Kattwinkelsche Fabrik Wo Besucher zu „Entdeckern“ werden

Wermelskirchen · Im Sommer 1991 wurde die „Katt“ gegründet. Im Laufe der Jahre hat sie sich zu einem Aushängeschild mit deutschlandweiter Strahlkraft entwickelt.

  Comedy in der Katt: Auch „Pause & Alich“ standen bereits auf der Bühne.

Comedy in der Katt: Auch „Pause & Alich“ standen bereits auf der Bühne.

Foto: Singer/Stephan Singer

Im Logo der Kattwinkelschen Fabrik strahlt eine rote Lampe an einem Kabel hängend wie eine Sonne über dem Schriftzug der städtischen, sozio-kulturellen Institution. Dieses Symbol hat Gewicht, denn für Kulturfreunde geht in der Katt regelmäßig die sprichwörtliche „Sonne auf“ - wenn auch meist erst abends. Seit knapp über 27 Jahren besteht die Kattwinkelsche Fabrik, für die Atmosphäre prägend ist das bei der Gründung eigens für diesen Zweck komplett sanierte Industriedenkmal mitten in Wermelskirchens Innenstadt. Die Kattwinkelsche Fabrik, von Wermelskirchenern kurz als „Katt“ bezeichnet, ist seit ihrem Start im Sommer 1991 zu einem Aushängeschild mit deutschlandweiter Strahlkraft für die 36.000-Einwohner-Stadt geworden – wer Wermelskirchen nicht von Café Wild, Tente-Rollen oder Obi kennt, kennt es durch das Kulturzentrum.

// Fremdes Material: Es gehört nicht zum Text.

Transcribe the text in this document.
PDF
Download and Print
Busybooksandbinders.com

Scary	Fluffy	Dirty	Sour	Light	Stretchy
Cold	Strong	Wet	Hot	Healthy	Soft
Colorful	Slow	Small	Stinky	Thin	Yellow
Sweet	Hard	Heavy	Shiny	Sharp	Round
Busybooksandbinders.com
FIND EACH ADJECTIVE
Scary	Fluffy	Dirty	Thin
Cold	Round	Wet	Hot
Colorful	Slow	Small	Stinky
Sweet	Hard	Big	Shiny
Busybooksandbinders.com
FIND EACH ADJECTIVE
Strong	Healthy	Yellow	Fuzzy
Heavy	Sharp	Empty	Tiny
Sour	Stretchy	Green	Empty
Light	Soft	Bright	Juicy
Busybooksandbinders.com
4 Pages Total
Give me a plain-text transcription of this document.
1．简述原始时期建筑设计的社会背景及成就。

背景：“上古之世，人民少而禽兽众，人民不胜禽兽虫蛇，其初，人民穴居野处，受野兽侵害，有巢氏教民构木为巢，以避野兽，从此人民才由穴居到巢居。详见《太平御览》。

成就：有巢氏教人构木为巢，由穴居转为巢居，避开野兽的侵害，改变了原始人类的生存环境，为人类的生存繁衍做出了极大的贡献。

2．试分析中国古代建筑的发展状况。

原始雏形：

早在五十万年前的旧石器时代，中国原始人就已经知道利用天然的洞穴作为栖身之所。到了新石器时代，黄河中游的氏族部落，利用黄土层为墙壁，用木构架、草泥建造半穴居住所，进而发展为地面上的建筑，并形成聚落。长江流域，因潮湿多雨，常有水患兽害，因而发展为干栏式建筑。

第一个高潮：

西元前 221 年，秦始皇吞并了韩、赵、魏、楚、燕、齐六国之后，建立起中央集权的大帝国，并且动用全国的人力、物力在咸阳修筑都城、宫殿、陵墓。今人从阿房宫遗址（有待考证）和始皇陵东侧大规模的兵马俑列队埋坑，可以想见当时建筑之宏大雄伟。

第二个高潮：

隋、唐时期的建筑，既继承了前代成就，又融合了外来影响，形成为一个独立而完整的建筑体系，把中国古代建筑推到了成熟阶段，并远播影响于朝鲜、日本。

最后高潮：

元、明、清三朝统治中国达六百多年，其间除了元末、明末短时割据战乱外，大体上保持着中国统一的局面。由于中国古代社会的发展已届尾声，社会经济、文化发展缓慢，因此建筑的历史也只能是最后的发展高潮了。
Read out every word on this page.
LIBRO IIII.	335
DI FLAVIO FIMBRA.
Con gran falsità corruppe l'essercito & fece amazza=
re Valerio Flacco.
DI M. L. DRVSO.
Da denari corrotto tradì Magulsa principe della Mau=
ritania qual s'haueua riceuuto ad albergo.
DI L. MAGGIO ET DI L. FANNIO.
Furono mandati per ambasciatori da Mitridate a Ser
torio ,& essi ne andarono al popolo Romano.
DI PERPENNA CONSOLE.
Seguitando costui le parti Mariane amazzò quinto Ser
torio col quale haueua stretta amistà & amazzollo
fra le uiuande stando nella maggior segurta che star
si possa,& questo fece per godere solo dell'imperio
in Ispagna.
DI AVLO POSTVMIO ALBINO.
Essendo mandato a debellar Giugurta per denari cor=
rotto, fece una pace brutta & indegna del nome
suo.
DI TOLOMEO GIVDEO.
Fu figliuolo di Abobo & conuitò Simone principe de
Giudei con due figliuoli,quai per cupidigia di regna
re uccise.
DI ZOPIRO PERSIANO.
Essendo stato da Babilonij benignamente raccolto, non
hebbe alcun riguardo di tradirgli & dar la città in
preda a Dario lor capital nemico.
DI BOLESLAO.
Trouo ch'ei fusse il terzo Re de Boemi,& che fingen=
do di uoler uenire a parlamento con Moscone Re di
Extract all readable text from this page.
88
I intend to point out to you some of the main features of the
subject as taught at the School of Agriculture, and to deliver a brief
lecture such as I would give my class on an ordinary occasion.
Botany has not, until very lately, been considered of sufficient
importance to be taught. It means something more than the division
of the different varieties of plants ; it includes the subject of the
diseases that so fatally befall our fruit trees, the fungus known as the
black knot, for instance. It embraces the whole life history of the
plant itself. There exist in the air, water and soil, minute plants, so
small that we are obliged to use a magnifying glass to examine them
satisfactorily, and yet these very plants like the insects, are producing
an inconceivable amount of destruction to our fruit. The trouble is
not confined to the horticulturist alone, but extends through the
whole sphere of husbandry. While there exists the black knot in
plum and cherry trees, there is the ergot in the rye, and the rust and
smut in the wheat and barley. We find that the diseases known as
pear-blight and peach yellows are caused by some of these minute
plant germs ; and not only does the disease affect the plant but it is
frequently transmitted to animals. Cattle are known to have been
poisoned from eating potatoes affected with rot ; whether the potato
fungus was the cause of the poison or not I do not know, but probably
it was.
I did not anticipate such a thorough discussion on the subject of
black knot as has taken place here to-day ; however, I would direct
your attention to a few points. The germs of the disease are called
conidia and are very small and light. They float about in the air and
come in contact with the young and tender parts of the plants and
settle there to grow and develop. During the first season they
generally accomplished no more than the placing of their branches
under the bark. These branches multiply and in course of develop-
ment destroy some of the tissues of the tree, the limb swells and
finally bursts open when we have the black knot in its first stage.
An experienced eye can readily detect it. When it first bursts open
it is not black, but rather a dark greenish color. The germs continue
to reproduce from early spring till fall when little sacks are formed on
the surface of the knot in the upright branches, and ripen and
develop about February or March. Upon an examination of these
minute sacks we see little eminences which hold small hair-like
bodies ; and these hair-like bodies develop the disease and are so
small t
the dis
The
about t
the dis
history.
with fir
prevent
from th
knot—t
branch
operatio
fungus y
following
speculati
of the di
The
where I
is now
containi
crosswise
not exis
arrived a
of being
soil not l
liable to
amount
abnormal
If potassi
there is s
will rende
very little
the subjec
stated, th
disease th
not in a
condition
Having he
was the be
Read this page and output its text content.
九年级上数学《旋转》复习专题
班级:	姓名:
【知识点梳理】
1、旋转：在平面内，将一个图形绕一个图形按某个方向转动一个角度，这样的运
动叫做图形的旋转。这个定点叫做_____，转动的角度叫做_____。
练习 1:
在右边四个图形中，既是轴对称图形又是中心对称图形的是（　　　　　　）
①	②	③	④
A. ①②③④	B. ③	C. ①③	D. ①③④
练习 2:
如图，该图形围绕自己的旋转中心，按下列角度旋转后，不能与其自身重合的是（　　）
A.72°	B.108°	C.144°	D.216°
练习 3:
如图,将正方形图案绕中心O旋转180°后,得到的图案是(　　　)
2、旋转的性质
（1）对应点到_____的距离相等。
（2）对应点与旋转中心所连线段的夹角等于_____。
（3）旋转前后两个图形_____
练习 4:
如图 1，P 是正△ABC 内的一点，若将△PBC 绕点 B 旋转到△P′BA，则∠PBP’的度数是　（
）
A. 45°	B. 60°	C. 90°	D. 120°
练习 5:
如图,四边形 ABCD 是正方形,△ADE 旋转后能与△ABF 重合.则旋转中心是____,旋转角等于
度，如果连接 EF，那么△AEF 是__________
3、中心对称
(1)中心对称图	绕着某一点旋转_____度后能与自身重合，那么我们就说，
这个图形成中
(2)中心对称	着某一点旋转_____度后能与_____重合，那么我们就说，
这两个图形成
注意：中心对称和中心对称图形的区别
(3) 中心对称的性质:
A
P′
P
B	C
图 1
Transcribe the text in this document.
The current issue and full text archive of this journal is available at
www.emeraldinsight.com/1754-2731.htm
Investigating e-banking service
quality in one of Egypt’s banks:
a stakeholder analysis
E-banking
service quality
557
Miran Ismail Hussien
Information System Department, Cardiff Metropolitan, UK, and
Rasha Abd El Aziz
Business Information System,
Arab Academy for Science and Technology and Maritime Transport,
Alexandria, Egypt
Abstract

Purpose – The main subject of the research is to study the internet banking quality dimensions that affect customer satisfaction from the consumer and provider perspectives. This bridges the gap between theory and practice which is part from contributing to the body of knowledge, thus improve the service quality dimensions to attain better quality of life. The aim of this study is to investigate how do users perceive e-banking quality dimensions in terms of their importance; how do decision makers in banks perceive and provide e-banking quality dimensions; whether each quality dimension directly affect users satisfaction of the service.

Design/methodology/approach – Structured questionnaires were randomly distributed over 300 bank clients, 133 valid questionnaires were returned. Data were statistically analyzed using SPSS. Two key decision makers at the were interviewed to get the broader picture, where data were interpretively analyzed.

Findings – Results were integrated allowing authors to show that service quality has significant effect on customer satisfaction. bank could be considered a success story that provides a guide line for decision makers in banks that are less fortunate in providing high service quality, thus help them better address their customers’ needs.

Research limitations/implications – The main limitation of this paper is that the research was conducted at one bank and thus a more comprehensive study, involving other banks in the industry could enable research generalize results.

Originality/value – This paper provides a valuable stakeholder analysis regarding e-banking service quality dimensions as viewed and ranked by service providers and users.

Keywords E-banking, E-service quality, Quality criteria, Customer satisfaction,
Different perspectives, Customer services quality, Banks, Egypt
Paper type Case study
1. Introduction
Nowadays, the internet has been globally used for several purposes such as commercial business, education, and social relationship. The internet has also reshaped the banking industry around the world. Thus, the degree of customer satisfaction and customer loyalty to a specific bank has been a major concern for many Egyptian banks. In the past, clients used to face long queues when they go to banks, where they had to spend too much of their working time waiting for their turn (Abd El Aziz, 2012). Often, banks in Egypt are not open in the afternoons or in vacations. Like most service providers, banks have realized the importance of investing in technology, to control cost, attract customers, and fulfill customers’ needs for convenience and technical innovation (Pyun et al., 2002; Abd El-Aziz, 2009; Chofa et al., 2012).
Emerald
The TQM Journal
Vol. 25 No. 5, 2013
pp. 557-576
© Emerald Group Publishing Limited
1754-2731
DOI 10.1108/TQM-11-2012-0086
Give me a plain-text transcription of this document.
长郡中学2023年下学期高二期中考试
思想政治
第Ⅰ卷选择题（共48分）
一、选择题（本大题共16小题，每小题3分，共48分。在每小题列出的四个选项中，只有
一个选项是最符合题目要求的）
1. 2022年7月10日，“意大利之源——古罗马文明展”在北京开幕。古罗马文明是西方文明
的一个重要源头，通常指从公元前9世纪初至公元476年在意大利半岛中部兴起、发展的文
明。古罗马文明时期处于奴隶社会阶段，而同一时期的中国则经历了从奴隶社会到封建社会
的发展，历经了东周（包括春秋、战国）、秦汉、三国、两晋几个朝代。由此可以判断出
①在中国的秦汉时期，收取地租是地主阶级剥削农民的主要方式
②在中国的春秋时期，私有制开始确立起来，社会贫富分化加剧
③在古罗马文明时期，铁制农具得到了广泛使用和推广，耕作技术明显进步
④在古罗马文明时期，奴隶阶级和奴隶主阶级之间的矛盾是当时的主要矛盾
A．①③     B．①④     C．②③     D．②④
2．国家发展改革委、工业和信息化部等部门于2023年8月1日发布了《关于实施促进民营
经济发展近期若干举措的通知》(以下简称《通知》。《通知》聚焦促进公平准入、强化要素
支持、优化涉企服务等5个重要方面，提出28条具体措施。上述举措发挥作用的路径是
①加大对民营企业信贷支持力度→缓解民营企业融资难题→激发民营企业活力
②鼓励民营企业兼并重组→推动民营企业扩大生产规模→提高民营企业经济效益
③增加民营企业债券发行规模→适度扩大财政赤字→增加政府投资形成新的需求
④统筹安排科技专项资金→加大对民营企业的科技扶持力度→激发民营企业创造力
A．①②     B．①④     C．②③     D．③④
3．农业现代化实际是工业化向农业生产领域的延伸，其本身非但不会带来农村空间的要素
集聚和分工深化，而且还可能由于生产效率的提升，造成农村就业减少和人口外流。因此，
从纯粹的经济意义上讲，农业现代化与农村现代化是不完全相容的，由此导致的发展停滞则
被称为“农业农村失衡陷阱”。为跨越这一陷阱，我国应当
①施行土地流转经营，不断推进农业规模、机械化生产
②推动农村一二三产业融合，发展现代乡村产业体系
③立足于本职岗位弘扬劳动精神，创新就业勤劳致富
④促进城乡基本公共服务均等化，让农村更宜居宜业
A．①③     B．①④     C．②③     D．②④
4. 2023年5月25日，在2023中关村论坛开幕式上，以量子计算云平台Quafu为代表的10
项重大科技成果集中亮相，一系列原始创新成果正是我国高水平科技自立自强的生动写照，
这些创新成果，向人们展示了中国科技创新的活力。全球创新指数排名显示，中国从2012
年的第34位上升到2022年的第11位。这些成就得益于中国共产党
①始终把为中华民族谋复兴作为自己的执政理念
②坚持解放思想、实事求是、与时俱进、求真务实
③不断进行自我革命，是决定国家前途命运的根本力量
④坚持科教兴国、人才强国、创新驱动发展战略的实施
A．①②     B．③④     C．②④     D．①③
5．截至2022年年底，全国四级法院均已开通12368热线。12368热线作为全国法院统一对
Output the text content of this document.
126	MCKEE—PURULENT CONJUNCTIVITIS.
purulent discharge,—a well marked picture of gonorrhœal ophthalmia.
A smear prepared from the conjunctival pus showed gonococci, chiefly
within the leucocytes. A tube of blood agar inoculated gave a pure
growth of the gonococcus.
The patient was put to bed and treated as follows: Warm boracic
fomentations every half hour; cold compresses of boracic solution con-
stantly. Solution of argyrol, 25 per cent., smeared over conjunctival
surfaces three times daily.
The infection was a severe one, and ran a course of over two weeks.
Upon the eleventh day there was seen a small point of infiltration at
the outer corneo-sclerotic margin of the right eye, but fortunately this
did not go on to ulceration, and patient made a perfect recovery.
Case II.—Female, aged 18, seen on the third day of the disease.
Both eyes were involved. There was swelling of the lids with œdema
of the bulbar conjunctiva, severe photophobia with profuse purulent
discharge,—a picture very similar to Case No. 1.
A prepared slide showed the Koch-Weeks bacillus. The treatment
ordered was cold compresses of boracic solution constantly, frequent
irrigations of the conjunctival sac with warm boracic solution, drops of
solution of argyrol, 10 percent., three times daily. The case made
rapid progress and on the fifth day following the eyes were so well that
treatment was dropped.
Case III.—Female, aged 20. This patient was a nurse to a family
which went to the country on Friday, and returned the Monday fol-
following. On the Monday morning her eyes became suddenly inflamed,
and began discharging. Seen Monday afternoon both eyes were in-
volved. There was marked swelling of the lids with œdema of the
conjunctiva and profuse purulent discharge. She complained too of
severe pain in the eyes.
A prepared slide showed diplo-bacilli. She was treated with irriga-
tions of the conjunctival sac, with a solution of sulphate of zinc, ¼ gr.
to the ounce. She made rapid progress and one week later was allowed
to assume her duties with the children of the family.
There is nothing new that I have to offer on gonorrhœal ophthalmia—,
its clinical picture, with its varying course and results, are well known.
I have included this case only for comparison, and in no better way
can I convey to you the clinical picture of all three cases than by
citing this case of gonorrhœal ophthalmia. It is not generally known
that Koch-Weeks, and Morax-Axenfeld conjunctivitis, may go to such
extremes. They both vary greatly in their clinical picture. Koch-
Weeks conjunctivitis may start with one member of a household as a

Für den „frischgebackenen“ Kulturmanager der Stadt, Achim Stollberg, der seit der Katt-Gründung zuerst als Honorarkraft und seit 1993 als Angestellter für das Bühnenprogramm verantwortlich zeichnet, geht das Geschehen in der Katt weit über den Standort einer Hausnummer hinaus: „Da passiert viel aus dem Ort heraus, das ist Kulturförderung in der gesamten Stadt. Dafür steht beispielsweise das jüngste Gesangs-, Musik- und Video-Projekt aus dem Jugendbereich in Kooperation mit der Musikschule.“ Das unterscheide die Einrichtung deutlich von kommerziellen Anbietern: „Kulturprogramm, Pädagogik, Gymnastikraum und Stadtbücherei funktionieren unter einem Dach gut.“ Der an das Jugendamt angegliederte Kinder- und Jugendbereich der Kattwinkelschen Fabrik bekommt so einen gehörigen Stellenwert - „Kinderstadt“ in den Sommerferien, wöchentliche Treffs und sich daraus entwickelnde Projekte erfüllen die Katt mit Leben.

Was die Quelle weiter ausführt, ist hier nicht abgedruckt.